Next: 8.7 Development Release Series
Up: 8. Condor Version History
Previous: 8.5 Development Release Series
Contents
Index
Subsections
8.6 Stable Release Series 6.2
This is the second stable release series of Condor.
All of the new features developed in the 6.1 series are now considered
stable, supported features of Condor.
New releases of 6.2.0 should happen infrequently and will only include
bug fixes and support for new platforms.
New features will be added and tested in the 6.3 development series.
The details of each version are described below.
8.6.1 Version 6.2.2
New Features:
- Man pages are now included in the Condor distribution for UNIX.
- Condor administrators can now specify
CONDOR_SUPPORT_EMAIL in their config file.
This address is included at the bottom of all email Condor sends out.
Previously, the CONDOR_ADMIN setting was used for this, but
at many sites, the address where the Condor daemons should send email
about administrative problems is not the same address that users
should use for technical support.
If your site has different addresses for these two things, you can now
specify them properly.
- There is a new macro automatically defined by Condor for use in
your config files: IP_ADDRESS .
If you refer to $(IP_ADDRESS), it will be replaced with the
ASCII string version of the local host's IP address.
Bugs Fixed:
- Fixed a bug with the scheduler universe where if one or more of
the stderr, stdout, or stdin files of a scheduler universe job couldn't
be opened, the condor_ schedd would leak file descriptors.
- Fixed the default startd policy expressions that are shipped
with Condor.
When you upgrade Condor, if you keep your old condor_config
file and do not use the new one we ship with the Condor binaries, we
highly recommend you open the <release_dir>/etc/condor/config.generic
file and see what's changed.
Carefully read part 3, see what's different from your existing policy
expressions, and make the relevent changes to your own expressions.
Here is a summary of the improvements made:
- The policy expressions now use CpuBusyTime to avoid
problems with faulty values for CondorLoadAvg.
For certain kinds of jobs (mostly vanilla jobs), the old policy
could cause the jobs to cycle between the running and suspended
states.
- The policy macros that refered to JobUniverse and
ImageSize now use ``TARGET.'' to ensure we're refering to the
right ClassAd to find those attributes.
Our old policy used to make important decisions based on the
universe and image size of the job it was planning to run, but
instead, it was using the values from the job that was currently
running.
- Added verbose comments to explain the policy in English.
- If condor_ compile can not find the condor_ config_val
program, condor_ compile can not work.
In previous versions, condor_ compile would try to perform the
compilation and fail in an unclear way with cryptic error messages.
Now, condor_ compile detects this case, prints out a verbose error
message, and exits.
- The FILESYSTEM_DOMAIN and UID_DOMAIN settings were
not being automatically append to the requirements of a Vanilla-universe job,
possibly causing it to run on machines where it will not successfully run.

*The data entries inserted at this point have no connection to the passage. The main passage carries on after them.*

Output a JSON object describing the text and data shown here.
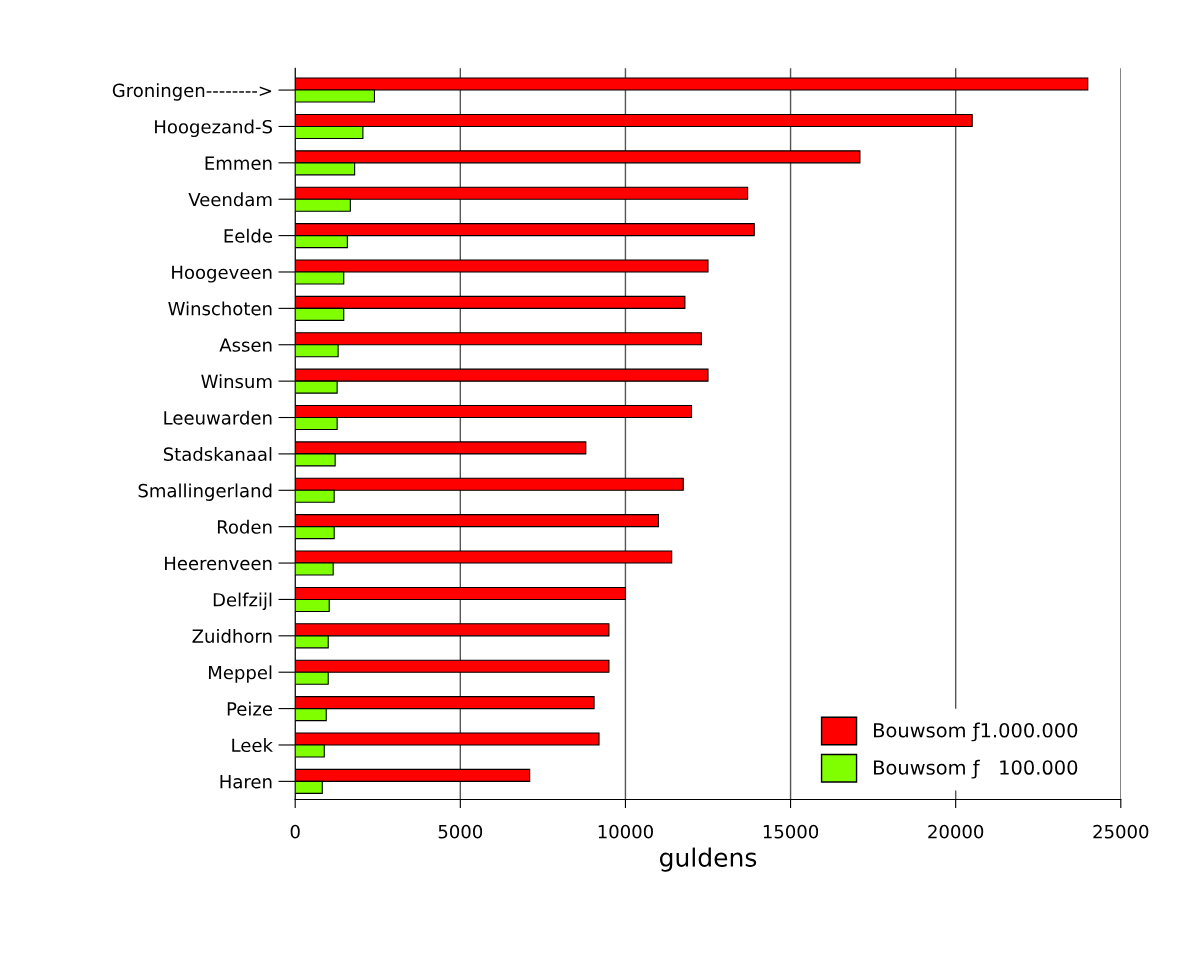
{
  "chart_data": {
    "type": "bar",
    "orientation": "horizontal",
    "xlabel": "guldens",
    "categories": [
      "Groningen-------->",
      "Hoogezand-S",
      "Emmen",
      "Veendam",
      "Eelde",
      "Hoogeveen",
      "Winschoten",
      "Assen",
      "Winsum",
      "Leeuwarden",
      "Stadskanaal",
      "Smallingerland",
      "Roden",
      "Heerenveen",
      "Delfzijl",
      "Zuidhorn",
      "Meppel",
      "Peize",
      "Leek",
      "Haren"
    ],
    "series": [
      {
        "name": "Bouwsom ƒ1.000.000",
        "color": "#ff0000",
        "values": [
          24000,
          20500,
          17100,
          13700,
          13900,
          12500,
          11800,
          12300,
          12500,
          12000,
          8800,
          11750,
          11000,
          11400,
          10000,
          9500,
          9500,
          9050,
          9200,
          7100
        ]
      },
      {
        "name": "Bouwsom ƒ   100.000",
        "color": "#80ff00",
        "values": [
          2400,
          2050,
          1800,
          1670,
          1580,
          1470,
          1470,
          1300,
          1270,
          1270,
          1210,
          1180,
          1180,
          1150,
          1030,
          1000,
          1000,
          940,
          880,
          820
        ]
      }
    ],
    "xlim": [
      0,
      25000
    ],
    "xticks": [
      0,
      5000,
      10000,
      15000,
      20000,
      25000
    ],
    "grid": "x",
    "legend": "bottom right"
  }
}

This
has been fixed.
- The getdirentries call was not being trapped, causing a few applications
to fail running inside of Condor.
- When the NT shadow and the Unix shadow were used in conjunction with each
other during the submission of heterogeneous jobs, they conflicted in where
they should store their Condor internal files. This would cause extremely
long hangs where the job was listed as running but no job actually started.

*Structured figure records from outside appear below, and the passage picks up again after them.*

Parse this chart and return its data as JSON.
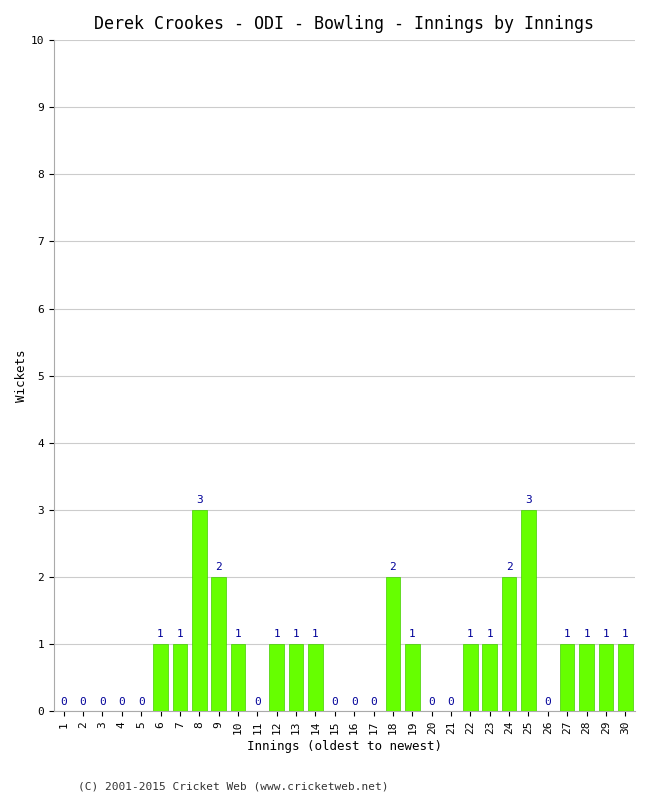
{
  "title": "Derek Crookes - ODI - Bowling - Innings by Innings",
  "xlabel": "Innings (oldest to newest)",
  "ylabel": "Wickets",
  "background_color": "#ffffff",
  "bar_color": "#66ff00",
  "bar_edge_color": "#44cc00",
  "label_color": "#000099",
  "grid_color": "#cccccc",
  "xlim": [
    0.5,
    30.5
  ],
  "ylim": [
    0,
    10
  ],
  "yticks": [
    0,
    1,
    2,
    3,
    4,
    5,
    6,
    7,
    8,
    9,
    10
  ],
  "xtick_labels": [
    "1",
    "2",
    "3",
    "4",
    "5",
    "6",
    "7",
    "8",
    "9",
    "10",
    "11",
    "12",
    "13",
    "14",
    "15",
    "16",
    "17",
    "18",
    "19",
    "20",
    "21",
    "22",
    "23",
    "24",
    "25",
    "26",
    "27",
    "28",
    "29",
    "30"
  ],
  "innings": [
    1,
    2,
    3,
    4,
    5,
    6,
    7,
    8,
    9,
    10,
    11,
    12,
    13,
    14,
    15,
    16,
    17,
    18,
    19,
    20,
    21,
    22,
    23,
    24,
    25,
    26,
    27,
    28,
    29,
    30
  ],
  "wickets": [
    0,
    0,
    0,
    0,
    0,
    1,
    1,
    3,
    2,
    1,
    0,
    1,
    1,
    1,
    0,
    0,
    0,
    2,
    1,
    0,
    0,
    1,
    1,
    2,
    3,
    0,
    1,
    1,
    1,
    1
  ],
  "footnote": "(C) 2001-2015 Cricket Web (www.cricketweb.net)",
  "title_fontsize": 12,
  "axis_fontsize": 9,
  "tick_fontsize": 8,
  "label_fontsize": 8,
  "footnote_fontsize": 8
}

This has been fixed and now you can mix the NT shadow and Unix shadow
together just fine during heterogeneous submits.
- Numerous additions/clarifications to sections of the manual to bring
the manual up to date with the source base.

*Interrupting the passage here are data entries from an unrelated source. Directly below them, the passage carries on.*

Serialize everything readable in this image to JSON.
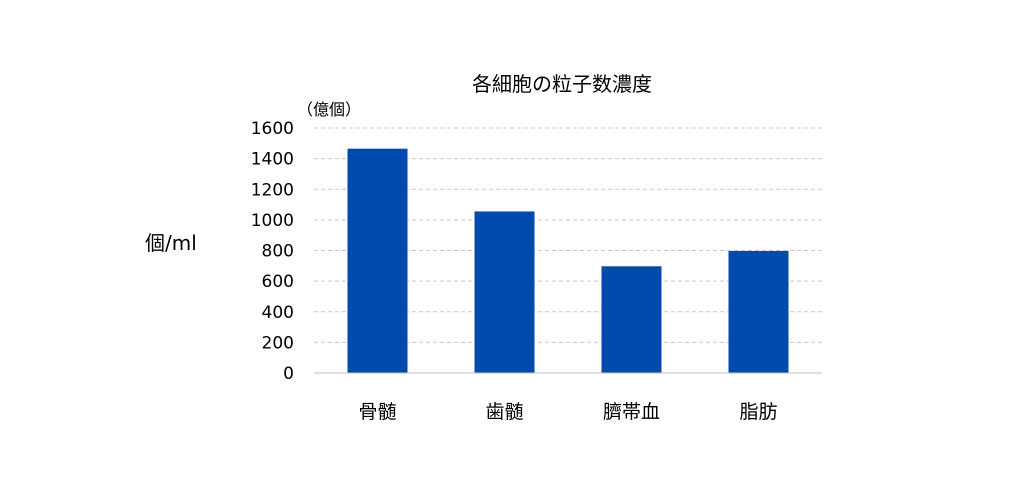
{
  "chart_data": {
    "type": "bar",
    "title": "各細胞の粒子数濃度",
    "unit_label": "（億個）",
    "ylabel": "個/ml",
    "xlabel": "",
    "categories": [
      "骨髄",
      "歯髄",
      "臍帯血",
      "脂肪"
    ],
    "values": [
      1465,
      1055,
      697,
      797
    ],
    "ylim": [
      0,
      1600
    ],
    "yticks": [
      0,
      200,
      400,
      600,
      800,
      1000,
      1200,
      1400,
      1600
    ],
    "grid": true,
    "legend": "none",
    "bar_color": "#0049AD",
    "grid_color": "#C9C9C9",
    "axis_color": "#BFBFBF"
  }
}
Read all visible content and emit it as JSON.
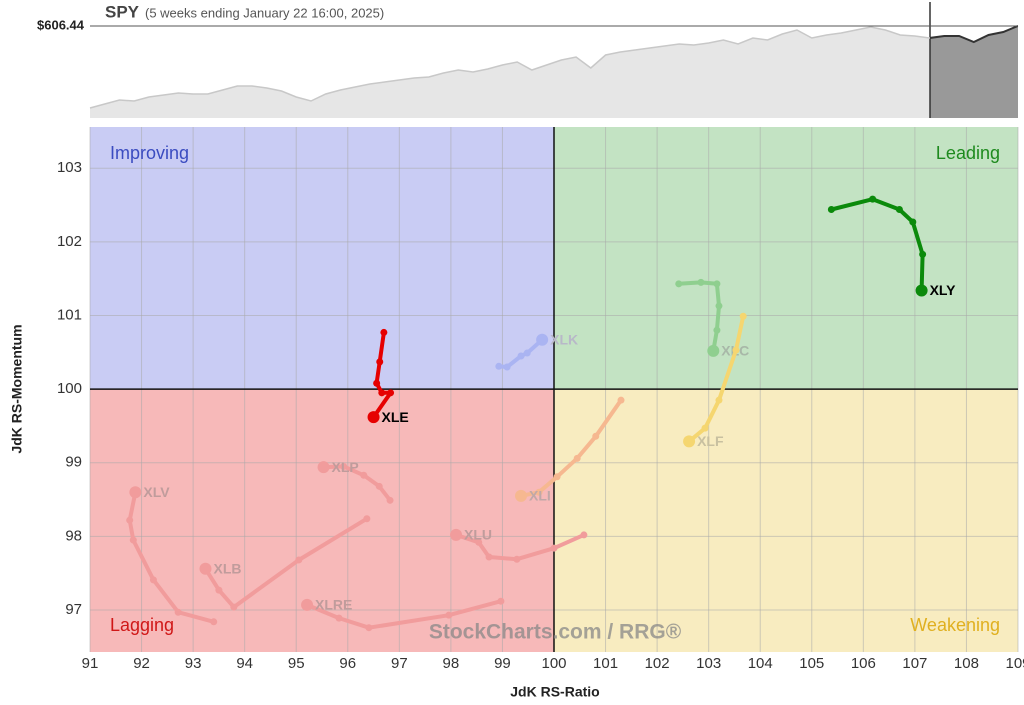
{
  "chart_data": {
    "type": "scatter",
    "benchmark": {
      "name": "SPY",
      "subtitle": "(5 weeks ending January 22 16:00, 2025)",
      "values": [
        584.65,
        585.72,
        586.78,
        586.51,
        587.57,
        588.1,
        588.64,
        588.37,
        588.37,
        589.43,
        590.49,
        590.49,
        589.96,
        589.17,
        587.57,
        586.51,
        588.37,
        589.43,
        590.23,
        591.03,
        591.56,
        592.09,
        592.62,
        592.88,
        593.95,
        594.74,
        594.21,
        595.01,
        596.07,
        596.87,
        594.74,
        596.07,
        597.4,
        598.19,
        595.27,
        598.73,
        599.52,
        600.05,
        600.58,
        601.11,
        601.64,
        601.38,
        601.91,
        602.71,
        601.64,
        603.24,
        602.71,
        604.3,
        605.36,
        603.24,
        604.04,
        604.57,
        605.36,
        606.16,
        605.36,
        604.04,
        603.77,
        603.24,
        603.77,
        603.77,
        602.18,
        604.04,
        604.83,
        606.44
      ],
      "ylim": [
        582,
        612
      ],
      "yticks": [
        {
          "value": 606.44,
          "label": "$606.44"
        }
      ],
      "color": "#c8c8c8",
      "fill": "#e6e6e6",
      "recent_fill": "#999999"
    },
    "xlabel": "JdK RS-Ratio",
    "ylabel": "JdK RS-Momentum",
    "watermark": "StockCharts.com / RRG®",
    "xlim": [
      91,
      109
    ],
    "ylim": [
      96.43,
      103.56
    ],
    "xticks": [
      91,
      92,
      93,
      94,
      95,
      96,
      97,
      98,
      99,
      100,
      101,
      102,
      103,
      104,
      105,
      106,
      107,
      108,
      109
    ],
    "yticks": [
      97,
      98,
      99,
      100,
      101,
      102,
      103
    ],
    "grid": true,
    "center": [
      100,
      100
    ],
    "quadrants": [
      {
        "name": "Improving",
        "color": "#c9ccf4",
        "label_color": "#3b4cc0",
        "corner": "top-left"
      },
      {
        "name": "Leading",
        "color": "#c3e3c3",
        "label_color": "#1e8a1e",
        "corner": "top-right"
      },
      {
        "name": "Lagging",
        "color": "#f7b9b9",
        "label_color": "#d01818",
        "corner": "bottom-left"
      },
      {
        "name": "Weakening",
        "color": "#f8ecc0",
        "label_color": "#e0b020",
        "corner": "bottom-right"
      }
    ],
    "series": [
      {
        "name": "XLK",
        "color": "#aab4f2",
        "label_color": "#b8b8c8",
        "x": [
          98.93,
          99.09,
          99.36,
          99.48,
          99.77
        ],
        "y": [
          100.31,
          100.3,
          100.45,
          100.49,
          100.67
        ]
      },
      {
        "name": "XLC",
        "color": "#8fcf8f",
        "label_color": "#a8b8a8",
        "x": [
          102.42,
          102.85,
          103.16,
          103.2,
          103.16,
          103.09
        ],
        "y": [
          101.43,
          101.45,
          101.43,
          101.13,
          100.8,
          100.52
        ]
      },
      {
        "name": "XLF",
        "color": "#f5d670",
        "label_color": "#c8c0a0",
        "x": [
          103.67,
          103.53,
          103.2,
          102.93,
          102.62
        ],
        "y": [
          100.99,
          100.53,
          99.85,
          99.47,
          99.29
        ]
      },
      {
        "name": "XLI",
        "color": "#f6b890",
        "label_color": "#c0a8a8",
        "x": [
          101.3,
          100.81,
          100.45,
          100.06,
          99.71,
          99.36
        ],
        "y": [
          99.85,
          99.36,
          99.06,
          98.81,
          98.6,
          98.55
        ]
      },
      {
        "name": "XLU",
        "color": "#f19c9c",
        "label_color": "#c09c9c",
        "x": [
          100.58,
          100.0,
          99.28,
          98.74,
          98.54,
          98.1
        ],
        "y": [
          98.02,
          97.84,
          97.69,
          97.72,
          97.92,
          98.02
        ]
      },
      {
        "name": "XLP",
        "color": "#f19c9c",
        "label_color": "#c09c9c",
        "x": [
          96.82,
          96.61,
          96.31,
          95.92,
          95.53
        ],
        "y": [
          98.49,
          98.68,
          98.83,
          98.95,
          98.94
        ]
      },
      {
        "name": "XLV",
        "color": "#f19c9c",
        "label_color": "#c09c9c",
        "x": [
          93.4,
          92.71,
          92.23,
          91.84,
          91.77,
          91.88
        ],
        "y": [
          96.84,
          96.97,
          97.41,
          97.95,
          98.22,
          98.6
        ]
      },
      {
        "name": "XLB",
        "color": "#f19c9c",
        "label_color": "#c09c9c",
        "x": [
          96.37,
          95.05,
          93.79,
          93.5,
          93.24
        ],
        "y": [
          98.24,
          97.68,
          97.04,
          97.27,
          97.56
        ]
      },
      {
        "name": "XLRE",
        "color": "#f19c9c",
        "label_color": "#c09c9c",
        "x": [
          98.97,
          97.96,
          96.41,
          95.83,
          95.21
        ],
        "y": [
          97.12,
          96.93,
          96.76,
          96.89,
          97.07
        ]
      },
      {
        "name": "XLE",
        "color": "#e60000",
        "label_color": "#000000",
        "x": [
          96.7,
          96.62,
          96.56,
          96.66,
          96.83,
          96.5
        ],
        "y": [
          100.77,
          100.37,
          100.08,
          99.95,
          99.95,
          99.62
        ]
      },
      {
        "name": "XLY",
        "color": "#0b8a0b",
        "label_color": "#000000",
        "x": [
          105.38,
          106.18,
          106.7,
          106.96,
          107.15,
          107.13
        ],
        "y": [
          102.44,
          102.58,
          102.44,
          102.27,
          101.83,
          101.34
        ]
      }
    ]
  }
}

- Fixed a bug where if you set MAX_JOBS_RUNNING to zero in the
config files, the schedd would fail with a floating point error.
- PVM support for Solaris 2.8 was mistakenly turned off in 6.2.1,
it has been turned back on again.
- Added exit status of Condor tools and daemons to the manual.
- Fixed a bug in the schedd where it would segfault if it manipulated
class ads in a certain way.
- Fixed stat() and lstat() to ask the shadow where the
file was that it was trying to locate instead of assuming it was always going
to be remote I/O.
- Fixed a bug where Condor would incorrectly inform you that it
didn't have read/write permission on a file located in NFS when you
actually did have permission to read/write it.
- Removed mention of condor_ master_off since it was deprecated a
long time ago and is not available anymore.
- Removed mention of condor_ reconfig_schedd since it was deprecated a
long time ago and is not available anymore.
- Fixed a bug where the schedd would occasionally EXCEPT with an
``ATTR_JOB_STATUS not found'' error soon after a condor_ rm
command had been invoked.
- Fixed a bug in the Negotiator and the Schedd where it would segfault
during reading of a corrupted log file.
- Fixed a bug where we used to EXCEPT if we couldn't email the
administrator of the pool. We now do not EXCEPT anymore.
- In the condor_ startd, messages were being printed into the log
file about load average and idle time computations whenever
D_ FULLDEBUG was included in the STARTD_DEBUG config
file setting.
Now, to see the periodic messages printing out the current load
averages, you must include D_ LOAD in STARTD_DEBUG , and
to see the messages about idle time, you must include D_ IDLE.
- In most of the Condor tools (condor_ on, condor_ off,
condor_ restart, condor_ vacate, condor_ checkpoint,
condor_ reconfig, condor_ reschedule), if you used -pool to
specify which pool to query to find specific daemons, but did not
specify any daemons or machines, the tool would just act on the local
host.
Now, if you specify -pool and do not list any machines, these
Condor tools will print an error message and exit.
- If you specified a file in the CONDOR_CONFIG environment
variable, all Condor daemons and tools used to silently exit.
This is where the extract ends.